Let me say at the outset that I am not an advocate of desecrating public statues. However, if the nation is going to go hog-wild tearing down statues and removing honors for everyone deemed racist, then every honor given to Margaret Sanger should be first in line for removal.
Liberals like to forget that the founder of Planned Parenthood was a white supremacist who created the organization for eugenics, a sick belief that the human “gene pool” would be improved through selective breeding and sterilization. In Sanger’s case improving the gene pool meant keeping blacks, those with a family history of illnesses, and other “deplorables” from reproducing. She also advocated strict immigration rules to keep the “undesirables’ out of the country.
In a letter to Clarence Gamble in 1939, Sanger wrote about getting black preachers to help with her efforts:
We do not want word to go out that we want to exterminate the Negro population, and the minister is the man who can straighten out that idea if it ever occurs to any of their more rebellious members.
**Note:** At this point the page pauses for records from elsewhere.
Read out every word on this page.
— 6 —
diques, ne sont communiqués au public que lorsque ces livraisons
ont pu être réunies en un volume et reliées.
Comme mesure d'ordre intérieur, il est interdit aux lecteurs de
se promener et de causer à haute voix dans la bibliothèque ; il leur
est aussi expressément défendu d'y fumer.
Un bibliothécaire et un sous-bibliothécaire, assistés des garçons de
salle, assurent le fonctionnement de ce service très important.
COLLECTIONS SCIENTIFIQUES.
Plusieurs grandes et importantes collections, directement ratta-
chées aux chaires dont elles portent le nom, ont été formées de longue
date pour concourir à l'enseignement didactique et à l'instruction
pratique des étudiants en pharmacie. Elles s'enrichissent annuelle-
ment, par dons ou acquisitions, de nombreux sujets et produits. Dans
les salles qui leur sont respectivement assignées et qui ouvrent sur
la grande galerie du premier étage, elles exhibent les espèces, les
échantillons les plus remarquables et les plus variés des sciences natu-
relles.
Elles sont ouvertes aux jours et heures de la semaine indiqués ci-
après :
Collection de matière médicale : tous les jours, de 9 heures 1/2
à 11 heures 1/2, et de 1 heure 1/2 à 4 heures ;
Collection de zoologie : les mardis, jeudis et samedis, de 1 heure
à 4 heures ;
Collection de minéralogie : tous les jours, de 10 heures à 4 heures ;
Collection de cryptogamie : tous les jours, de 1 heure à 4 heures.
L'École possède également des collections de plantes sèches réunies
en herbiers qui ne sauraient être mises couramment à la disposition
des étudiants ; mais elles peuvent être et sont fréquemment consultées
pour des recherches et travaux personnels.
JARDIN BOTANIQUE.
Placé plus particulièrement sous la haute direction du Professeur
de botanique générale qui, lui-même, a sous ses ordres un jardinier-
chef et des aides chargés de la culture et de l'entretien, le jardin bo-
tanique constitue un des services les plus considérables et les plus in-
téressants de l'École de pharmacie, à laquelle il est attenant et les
David Kennedy writes in his book “The Career of Margaret Sanger” that in a 1923 speech, Sanger said she believed that, for the purpose of racial “purification,” couples should be rewarded who chose sterilization.
In 1923, the founder of Planned Parenthood sounded downright pre-Hitlerian when she advocated on behalf of a perfect human race: “We want a world freer, happier, cleaner — we want a race of thoroughbreds.”
She presented her ideas to a Ku Klux Klan rally in 1926 in Silver Lake, N.J. She recounted this event in her autobiography:
I accepted an invitation to talk to the women’s branch of the Ku Klux Klan … I saw through the door dim figures parading with banners and illuminated crosses … I was escorted to the platform, was introduced, and began to speak … In the end, through simple illustrations, I believed I had accomplished my purpose. A dozen invitations to speak to similar groups were proffered.
The New York University Margaret Sanger Project notes:
In 1939 Sanger teamed with Mary Woodward Reinhardt, secretary of the newly formed BCFA, to secure a large donor to fund an educational campaign to teach African-American women in the South about contraception. Sanger, Reinhardt and Sanger’s secretary, Florence Rose, drafted a report on “Birth Control and the Negro,” skillfully using language that appealed both to eugenicists fearful of unchecked black fertility and progressives committed to shepherding African-Americans into middle-class culture. The report stated that “[N]egroes present the great problem of the South,” as they are the group with “the greatest economic, health and social problems,” and outlined a practical birth control program geared toward a population characterized as largely illiterate and that “still breed carelessly and disastrously,” a line borrowed from a June 1932 Birth Control Review article by W.E.B. DuBois. Armed with this paper, Reinhardt initiated contact between Sanger and Albert Lasker (soon to be Reinhardt’s husband), who pledged $20,000 starting in November 1939.
Sanger wanted to stop the procreation by those she deemed “unfit.” In a personal letter to Katharine Dexter McCormick in 1950, Sanger called for “a simple, cheap, safe contraceptive to be used in poverty-stricken slums, jungles, and among the most ignorant people.” Obviously by “poverty-stricken slums” was a polite way of saying blacks.
The easiest Sanger statue to remove would be the one in the Smithsonian as it is only a bust, but there is also a statue of her with a gag over her mouth at the Old South Meeting House in Boston.